Best Practices from Zimbabwe in Supporting Returned Migrants
Strong collaboration between the authorities in Zimbabwe and South Africa has made it possible to track and recover the earnings of some migrants forcibly returned from South Africa.
Migrants returned to their countries of origin under such circumstances usually leave quite suddenly and those in employment rarely have the chance to collect their wages as a result.
The wider application of an intervention to assist them trace their monies would provide vulnerable migrants and returnees with access to justice, which could be extended to victims of gender-based violence, among others.
This is among the lessons for countries in the East and Horn of Africa (EHoA), where many more migrants return, especially from the Middle East – sometimes having worked for weeks and even months without pay.
Other best practices were also explored during a cross regional knowledge exchange on migration support centres held in early November. In attendance were officials from the International Organization for Migration (IOM), partner agencies and government counterparts in Zimbabwe, and in the EHoA and Yemen.
The discussion focused on the Beitbridge Reception and Support Centre, located near the Zimbabwe-South Africa border. To date the centre has supported thousands Zimbabweans involuntarily returned from South Africa, with a range of services, including food, information and onward travel to their communities of origin.
Its successes struck a chord with migrant protection officers in the EHoA where IOM along with partner organizations support governments in the running of 12 similar centres – also known as migration response centres (MRCs) - and two in Yemen.
The MRCs are strategically located along the key routes (in Djibouti, Ethiopia, Somalia and Sudan), used by hundreds of migrants headed for the Middle East through Yemen, and to Europe. One route is popular with mainly Ethiopian and Somali migrants travelling to South Africa.
Among the successes achieved by the Beitbridge Reception and Support Centre is how its operations continued to involve many other stakeholders even after the government of Zimbabwe had taken over operations in 2015. This was nine years after its establishment in response to multiple and complex migration challenges in the country.
Teklewoine Kassaye from IOM Zimbabwe said the existence of multiple stakeholders “facilitates seamless processing and efficient provision of appropriate services to migrants.”
Similarly, a Cross Border Migration Management Stakeholders Forum was established with South Africa in 2012 and is still running. Through it, the centre has enabled inter-country dialogue on critical issues, contributing to the improved treatment of migrants.
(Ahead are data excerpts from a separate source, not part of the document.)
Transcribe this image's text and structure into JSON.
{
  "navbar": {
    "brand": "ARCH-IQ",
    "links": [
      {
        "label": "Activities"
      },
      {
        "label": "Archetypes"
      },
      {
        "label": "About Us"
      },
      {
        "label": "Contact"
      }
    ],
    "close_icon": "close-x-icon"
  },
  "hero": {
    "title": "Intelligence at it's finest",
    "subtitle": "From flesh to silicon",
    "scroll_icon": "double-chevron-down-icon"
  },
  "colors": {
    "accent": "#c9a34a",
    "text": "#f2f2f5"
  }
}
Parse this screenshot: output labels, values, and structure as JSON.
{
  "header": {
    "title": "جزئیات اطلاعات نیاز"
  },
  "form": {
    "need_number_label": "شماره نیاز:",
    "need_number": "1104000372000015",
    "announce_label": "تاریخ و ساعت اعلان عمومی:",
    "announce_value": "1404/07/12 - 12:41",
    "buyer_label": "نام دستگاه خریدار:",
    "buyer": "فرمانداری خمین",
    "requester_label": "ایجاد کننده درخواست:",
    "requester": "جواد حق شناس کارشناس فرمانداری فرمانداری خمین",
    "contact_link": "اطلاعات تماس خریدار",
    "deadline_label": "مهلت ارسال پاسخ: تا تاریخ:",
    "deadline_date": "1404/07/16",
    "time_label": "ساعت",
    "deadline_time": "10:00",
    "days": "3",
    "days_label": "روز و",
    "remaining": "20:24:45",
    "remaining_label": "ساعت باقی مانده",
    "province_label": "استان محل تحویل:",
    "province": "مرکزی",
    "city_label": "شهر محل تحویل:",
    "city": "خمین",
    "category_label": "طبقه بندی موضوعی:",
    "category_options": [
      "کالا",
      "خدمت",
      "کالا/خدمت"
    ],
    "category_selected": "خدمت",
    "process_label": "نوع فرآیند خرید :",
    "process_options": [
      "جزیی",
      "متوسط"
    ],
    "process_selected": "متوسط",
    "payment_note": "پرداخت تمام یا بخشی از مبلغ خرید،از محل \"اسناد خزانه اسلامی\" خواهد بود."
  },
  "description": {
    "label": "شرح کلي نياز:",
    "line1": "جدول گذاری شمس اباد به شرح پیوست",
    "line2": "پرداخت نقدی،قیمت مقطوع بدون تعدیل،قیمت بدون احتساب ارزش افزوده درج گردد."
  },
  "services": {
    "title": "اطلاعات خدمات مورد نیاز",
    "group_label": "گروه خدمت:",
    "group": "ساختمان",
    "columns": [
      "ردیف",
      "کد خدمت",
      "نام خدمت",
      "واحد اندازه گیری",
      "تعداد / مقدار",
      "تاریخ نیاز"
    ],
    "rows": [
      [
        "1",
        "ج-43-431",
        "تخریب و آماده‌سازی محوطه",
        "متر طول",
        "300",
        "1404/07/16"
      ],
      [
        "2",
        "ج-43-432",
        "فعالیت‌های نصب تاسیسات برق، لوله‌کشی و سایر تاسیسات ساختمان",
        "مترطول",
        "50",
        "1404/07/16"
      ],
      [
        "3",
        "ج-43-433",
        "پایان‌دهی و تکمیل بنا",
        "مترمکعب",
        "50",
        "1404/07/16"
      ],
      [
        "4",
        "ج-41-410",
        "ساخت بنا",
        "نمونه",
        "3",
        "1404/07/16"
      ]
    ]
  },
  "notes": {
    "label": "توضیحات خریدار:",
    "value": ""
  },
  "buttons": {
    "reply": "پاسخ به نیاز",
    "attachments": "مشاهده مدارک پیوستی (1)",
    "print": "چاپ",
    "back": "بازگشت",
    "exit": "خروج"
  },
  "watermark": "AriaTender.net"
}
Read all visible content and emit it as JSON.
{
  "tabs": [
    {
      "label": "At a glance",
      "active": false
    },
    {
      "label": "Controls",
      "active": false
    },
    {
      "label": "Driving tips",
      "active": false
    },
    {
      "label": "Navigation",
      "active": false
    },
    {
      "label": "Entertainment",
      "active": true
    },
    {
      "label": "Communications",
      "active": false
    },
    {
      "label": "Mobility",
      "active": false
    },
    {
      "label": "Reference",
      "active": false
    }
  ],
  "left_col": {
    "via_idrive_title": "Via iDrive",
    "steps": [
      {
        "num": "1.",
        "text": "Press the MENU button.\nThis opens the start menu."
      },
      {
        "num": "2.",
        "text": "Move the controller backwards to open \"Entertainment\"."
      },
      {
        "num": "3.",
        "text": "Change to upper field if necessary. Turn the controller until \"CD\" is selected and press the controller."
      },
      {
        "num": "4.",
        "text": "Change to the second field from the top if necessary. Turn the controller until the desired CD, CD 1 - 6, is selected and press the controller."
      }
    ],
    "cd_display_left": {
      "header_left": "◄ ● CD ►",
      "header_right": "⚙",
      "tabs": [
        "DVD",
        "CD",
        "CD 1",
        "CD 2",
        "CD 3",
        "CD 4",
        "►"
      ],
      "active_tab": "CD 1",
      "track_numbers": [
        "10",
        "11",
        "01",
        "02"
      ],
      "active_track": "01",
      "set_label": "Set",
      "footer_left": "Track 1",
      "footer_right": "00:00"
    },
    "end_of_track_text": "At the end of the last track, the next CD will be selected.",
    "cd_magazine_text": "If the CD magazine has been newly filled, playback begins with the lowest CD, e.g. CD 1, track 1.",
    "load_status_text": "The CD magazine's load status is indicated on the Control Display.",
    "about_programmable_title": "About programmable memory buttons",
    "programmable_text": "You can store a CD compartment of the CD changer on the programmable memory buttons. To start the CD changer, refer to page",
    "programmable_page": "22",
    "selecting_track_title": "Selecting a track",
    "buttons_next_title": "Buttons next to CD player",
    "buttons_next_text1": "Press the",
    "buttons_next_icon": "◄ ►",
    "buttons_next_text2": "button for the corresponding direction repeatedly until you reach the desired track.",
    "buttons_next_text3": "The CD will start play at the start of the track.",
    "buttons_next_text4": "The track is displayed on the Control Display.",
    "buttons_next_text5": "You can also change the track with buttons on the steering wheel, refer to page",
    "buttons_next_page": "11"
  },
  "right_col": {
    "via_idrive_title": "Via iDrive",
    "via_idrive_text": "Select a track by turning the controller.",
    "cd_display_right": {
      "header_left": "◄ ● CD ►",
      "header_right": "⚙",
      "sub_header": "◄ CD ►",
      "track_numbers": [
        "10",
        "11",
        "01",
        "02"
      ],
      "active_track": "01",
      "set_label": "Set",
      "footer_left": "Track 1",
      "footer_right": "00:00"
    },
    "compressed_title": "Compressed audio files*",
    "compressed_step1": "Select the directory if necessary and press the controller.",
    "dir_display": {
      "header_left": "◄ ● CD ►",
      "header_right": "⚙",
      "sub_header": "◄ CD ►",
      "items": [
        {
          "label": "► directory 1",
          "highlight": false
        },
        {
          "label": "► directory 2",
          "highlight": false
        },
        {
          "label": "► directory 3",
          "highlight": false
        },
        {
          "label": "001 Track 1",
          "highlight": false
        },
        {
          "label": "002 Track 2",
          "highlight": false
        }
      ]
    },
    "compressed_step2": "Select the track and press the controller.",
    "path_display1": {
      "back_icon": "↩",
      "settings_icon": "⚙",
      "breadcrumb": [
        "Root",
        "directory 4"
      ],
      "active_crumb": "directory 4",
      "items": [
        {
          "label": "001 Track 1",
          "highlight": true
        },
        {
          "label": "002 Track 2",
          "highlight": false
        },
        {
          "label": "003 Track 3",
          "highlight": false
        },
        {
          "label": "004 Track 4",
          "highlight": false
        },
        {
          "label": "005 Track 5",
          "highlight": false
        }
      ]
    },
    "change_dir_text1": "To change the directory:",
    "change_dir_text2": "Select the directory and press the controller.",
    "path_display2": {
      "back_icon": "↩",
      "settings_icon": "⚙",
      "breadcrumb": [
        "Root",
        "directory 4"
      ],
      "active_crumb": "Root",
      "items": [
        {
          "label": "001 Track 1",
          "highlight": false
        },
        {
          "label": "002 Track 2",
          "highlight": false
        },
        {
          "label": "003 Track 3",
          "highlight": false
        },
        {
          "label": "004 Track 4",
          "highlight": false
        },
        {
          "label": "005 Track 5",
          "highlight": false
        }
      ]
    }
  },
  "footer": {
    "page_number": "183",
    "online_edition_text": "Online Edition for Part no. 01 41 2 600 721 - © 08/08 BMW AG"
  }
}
Innovations at the facility also include a Child Centre, run by social workers with assistance from partners such as Save the Children, and dedicated towards the welfare of unaccompanied migrant children.
Many more children are on the move in the Horn of Africa, where they make up about a fifth of migrants on the ‘Eastern Migration Route’ to the Middle East.
A National Referral Mechanism was developed in Zimbabwe to establish standard operating procedures in the handling and protection of different categories of migrants in vulnerable situations.
The Beitbridge Reception and Support Centre also played a central role in fighting the COVID-19 pandemic, with assistance from Médecins Sans Frontières. Since the onset of the COVID-19 pandemic, Zimbabwe received 380,967 returning migrants through various points of entry and of these 315,000 were provided with reception support in Beitbridge.
For the EHoA and Yemen, strengthening MRC ownership and capacity through strategic partner involvement is a priority, explained Julia Hartlieb, Deputy Regional Coordinator of the EU-IOM Joint Initiative for Migrant Protection and Reintegration in the Horn of Africa (the EU-IOM Joint Initiative), which organized the knowledge exchange.
Ms Hartlieb added that partners in the EHoA region had “supported the exchange of experiences and good practices with migration support centres and partners elsewhere.”
About the EU-IOM Joint Initiative
Launched in December 2016 with the support of the European Union Emergency Trust Fund for Africa (EUTF), the programme brings together 26 African countries of the Sahel and Lake Chad region, the Horn of Africa, and North Africa, along with the European Union and the International Organization for Migration, around the goal of ensuring that migration is safer, more informed and better governed for both migrants and their communities.